An Impressive Show
Long story short, Tiger & Bunny is an unlikely “bromance” anime viewed through the “Amerikomi” (American Comic Book) superhero genre. Superheroes capture crooks and save civilians live on HeroTV, all sponsored by major corporations. Yet a strong current of real heroism animates the show itself.
Story & Premise: The core pairing is Kotetsu a.k.a. Wild Tiger, an idealistic “hero” with old-fashioned notions and a long, long list of fines for property destruction in the course of saving lives. In recent years his rankings have fallen, but he has to put up with sponsor requests because someone has to pay his fines and keep a roof over his head. This culminates in being paired with Barnaby Brooks Jr., who violates “hero” tradition by combating crime under his real name. The pair share a similar power – 5 minutes of greatly enhanced strength, speed, and endurance – and get along famously poorly.
Barnaby is younger, smarter, and reeks of competence, whereas Wild Tiger is something of a goofball. Kotetsu receives a new armored suit to go along with Barnaby’s, complete with new corporate sponsor logos, and has to ride in a sidecar while Barnaby does the cool motorcycle driving. To top it off, Kotetsu plays off his partner’s name and the pointy ears of the suit (see picture at top) to dub him “Bunny,” which really, really annoys him.
Plot W/O Spoilers: Trust between the two goes through several stages of rising and falling. Barnaby has a tragic past and a revenge-oriented mission; in another universe he might have put on a Bat cowl. Kotetsu has a young daughter who lives with her grandmother and a long list of broken promises due to his ever-busy life as a “hero”. Yet through the show’s camp, brilliant action scenes, and ratings-hungry HeroTV spectacles, it manages to not only hold interest, but be itself, build at its own pace, and create an ever growing mythos.
The other “heroes” of HeroTV make a lot of difference. We slowly delve into their stories and find out, in a well-paced sequence of episodes, what makes them tick and where and how they shine. People who were once costumes and stage names – to us real-life viewers, not just the citizens of the city – turn “real” before our very eyes. All have their flaws, but we know them through their deeds; they truly, genuinely care about the lives they save. (Even Barnaby, whose on-the-surface emphasis is saving lives to earn “points” and his Hero Ranking.)

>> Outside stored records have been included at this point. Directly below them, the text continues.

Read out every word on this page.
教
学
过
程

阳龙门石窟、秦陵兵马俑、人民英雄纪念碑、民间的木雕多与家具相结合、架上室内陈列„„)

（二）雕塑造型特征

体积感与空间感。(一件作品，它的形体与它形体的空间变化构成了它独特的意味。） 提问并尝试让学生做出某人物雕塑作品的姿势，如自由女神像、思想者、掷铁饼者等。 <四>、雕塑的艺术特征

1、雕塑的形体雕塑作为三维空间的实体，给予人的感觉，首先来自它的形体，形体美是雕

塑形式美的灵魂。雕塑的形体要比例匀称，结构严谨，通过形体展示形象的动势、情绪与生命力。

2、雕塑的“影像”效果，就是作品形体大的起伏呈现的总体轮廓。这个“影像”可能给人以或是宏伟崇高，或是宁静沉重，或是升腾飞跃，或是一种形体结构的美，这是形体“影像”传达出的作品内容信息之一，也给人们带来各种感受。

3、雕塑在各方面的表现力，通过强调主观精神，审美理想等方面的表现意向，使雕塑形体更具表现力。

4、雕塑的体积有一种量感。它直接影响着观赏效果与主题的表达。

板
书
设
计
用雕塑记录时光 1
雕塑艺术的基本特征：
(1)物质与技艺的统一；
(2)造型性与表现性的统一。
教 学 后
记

The plot thickens as someone’s going around and killing bad guys instead of capturing them, very against the hero code, and the criminal organization involved in the deaths of Barnaby’s parents raises its ugly head. Any more would spoil, and you don’t want to be spoiled. The intended pace of exposure of information is important for full enjoyment.
Production Values: The show’s production values are very high. Sound, color, sharpness, Japanese voice acting, and overall scripting and feel are all top notch. The show simply leaps out at you. You never feel like the studio is letting you down; you can enjoy the show on its own merits, ride its foibles and great hits, and appreciate it for not being a one-trick, one-tone pony. I really enjoyed watching this show.
Trivia: One thing to point out: it’s not just about the superhero stuff. All the “heroes” above are NEXTs, essentially the Tiger & Bunny world’s version of comic book mutants. You know, like the X-Men. These powers are simply applied to heroism or, as the case may be, criminal endeavors. Some people are causing havoc because their powers have awakened and they don’t know how to control or use those powers productively; others are genuinely mean and nasty people. In the end, it’s the human factor that makes the difference, and that’s clearly the theme of this show.
Rating: Let’s say 9.5/10 with excellent entertainment value, and the only reason I can’t give it a 10 is because some of the late show plot, I could see coming. And some I couldn’t, and I really enjoyed a few “Oh! So THAT’S IT!!” moments as things came to their big climax.
Incidentally, what finally sold me on this show – and I was a late arrival to it – was that it makes comfortable viewing for young adults. It’s not a “kiddie” show at all. It’s mature in a good way, treats itself and its viewers with a lot of respect, and feels like a high quality effort.
Bonus Points: You know, the corporate logos, especially prominent in the opening sequence, are at least partially from real companies, like Bandai, Softbank, etc., which are most definitely getting privileged advertising space in the process.